My father, too, took an early retirement due to the shenanigans of a crappy appointee. He has a long list of achievments, working for the Gov’t, and took great pleasure in giving top return for his modest salary. He also took great pleasure in rooting out incompetance, stupidity, and corruption, where he could. Now he’s a free-lancer, and the Gov’t is lacking his (highly regarded) services (or paying five times more for them), while the venal people he used to keep in check are pursuing their own agendae at the expence of their agency’s mission.
Narile, Rowley’s “climate of fear” did not begin in 1993. I have been reading those same criticisms of the FBI since the mid 1970s. Note that Rowley did not highlight a fear of crossing some PC line, she criticized the excessive bureaucracy of the FBI and the bureaucratic rules (and implied pecking orders and backstabbing) that prevented anyone from addressing any issue outside the rigid chain of command. These criticisms of the FBI were rampant under Reagan (and were voiced under Carter and Ford).
Tranquilis, I have no doubt that appointees have disrupted departments in many cases. I have several stories of people leaving for similar problems (although my stories all date to the 1982 - 1990 period). However, it takes more than a few disrupted departments to destroy the effectiveness of an entire agency.
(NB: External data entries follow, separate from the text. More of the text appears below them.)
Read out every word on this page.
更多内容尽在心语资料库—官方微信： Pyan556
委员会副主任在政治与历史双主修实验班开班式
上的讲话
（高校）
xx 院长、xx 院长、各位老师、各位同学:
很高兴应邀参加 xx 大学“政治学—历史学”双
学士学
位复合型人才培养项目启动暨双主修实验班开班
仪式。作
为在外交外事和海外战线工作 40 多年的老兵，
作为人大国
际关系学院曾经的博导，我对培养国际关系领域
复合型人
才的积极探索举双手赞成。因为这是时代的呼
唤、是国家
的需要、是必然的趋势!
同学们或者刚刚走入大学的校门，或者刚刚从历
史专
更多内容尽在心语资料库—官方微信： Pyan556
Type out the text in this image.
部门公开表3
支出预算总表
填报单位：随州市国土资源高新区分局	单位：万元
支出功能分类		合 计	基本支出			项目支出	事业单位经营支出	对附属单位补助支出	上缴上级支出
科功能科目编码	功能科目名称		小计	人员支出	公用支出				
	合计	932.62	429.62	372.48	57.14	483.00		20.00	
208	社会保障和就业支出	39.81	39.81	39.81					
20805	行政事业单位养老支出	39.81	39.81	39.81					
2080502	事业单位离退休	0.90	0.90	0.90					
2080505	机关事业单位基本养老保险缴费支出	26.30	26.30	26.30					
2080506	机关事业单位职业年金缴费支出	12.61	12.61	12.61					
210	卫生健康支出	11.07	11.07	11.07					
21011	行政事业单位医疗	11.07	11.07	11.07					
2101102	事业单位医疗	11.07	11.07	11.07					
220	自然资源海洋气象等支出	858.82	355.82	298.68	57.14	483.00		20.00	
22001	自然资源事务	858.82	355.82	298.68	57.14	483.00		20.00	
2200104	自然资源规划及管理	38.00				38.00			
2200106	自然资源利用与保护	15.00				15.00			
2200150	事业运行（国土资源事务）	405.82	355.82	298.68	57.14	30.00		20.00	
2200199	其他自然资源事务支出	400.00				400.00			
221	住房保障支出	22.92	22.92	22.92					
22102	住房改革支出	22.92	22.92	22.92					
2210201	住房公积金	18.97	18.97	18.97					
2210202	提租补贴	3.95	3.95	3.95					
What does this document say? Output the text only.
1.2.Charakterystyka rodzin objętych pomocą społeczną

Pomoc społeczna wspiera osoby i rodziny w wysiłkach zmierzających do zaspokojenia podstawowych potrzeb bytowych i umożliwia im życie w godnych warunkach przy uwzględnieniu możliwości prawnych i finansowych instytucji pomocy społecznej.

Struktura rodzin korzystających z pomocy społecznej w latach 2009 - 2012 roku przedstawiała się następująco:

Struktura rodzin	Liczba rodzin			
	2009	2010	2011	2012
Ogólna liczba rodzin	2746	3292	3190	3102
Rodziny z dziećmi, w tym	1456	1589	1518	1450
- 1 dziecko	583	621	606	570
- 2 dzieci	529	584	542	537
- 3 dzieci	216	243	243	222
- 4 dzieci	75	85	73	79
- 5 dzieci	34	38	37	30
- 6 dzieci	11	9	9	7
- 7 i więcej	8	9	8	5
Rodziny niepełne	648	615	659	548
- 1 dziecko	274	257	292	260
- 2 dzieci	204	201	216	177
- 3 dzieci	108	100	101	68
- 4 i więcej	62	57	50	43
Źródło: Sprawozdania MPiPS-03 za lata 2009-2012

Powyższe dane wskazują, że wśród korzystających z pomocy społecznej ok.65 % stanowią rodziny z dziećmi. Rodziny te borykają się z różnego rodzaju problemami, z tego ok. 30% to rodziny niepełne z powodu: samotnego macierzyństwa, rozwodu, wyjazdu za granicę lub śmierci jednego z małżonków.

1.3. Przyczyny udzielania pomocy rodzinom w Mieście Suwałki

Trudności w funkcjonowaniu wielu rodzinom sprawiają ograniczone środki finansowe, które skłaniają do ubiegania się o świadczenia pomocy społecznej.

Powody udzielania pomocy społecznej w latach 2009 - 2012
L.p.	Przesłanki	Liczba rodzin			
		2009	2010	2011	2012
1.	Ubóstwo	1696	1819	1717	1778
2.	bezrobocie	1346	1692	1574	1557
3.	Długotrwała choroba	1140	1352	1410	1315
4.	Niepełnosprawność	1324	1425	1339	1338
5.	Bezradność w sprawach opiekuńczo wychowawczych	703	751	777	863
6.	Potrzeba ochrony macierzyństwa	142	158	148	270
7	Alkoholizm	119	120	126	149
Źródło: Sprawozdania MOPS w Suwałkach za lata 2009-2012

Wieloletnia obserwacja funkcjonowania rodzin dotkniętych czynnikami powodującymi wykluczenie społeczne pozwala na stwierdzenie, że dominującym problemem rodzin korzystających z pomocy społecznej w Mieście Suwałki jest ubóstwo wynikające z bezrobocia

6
tomndebb, if you reread my post carefully, you will notice I didn’t say it started with the Clintons, I said their appointments increased the degree of the problem to a very large degree by their appointments. Indeed my fathers complaints go back to the mid to late eighties, but he saw a marked increase in the idiocy of the services ( Civil, Intelligence, and Military, he worked with all three.) starting around 1994-1995. Most of which were caused by badly implimented/thoughtout policy changes decided upon by said appointees.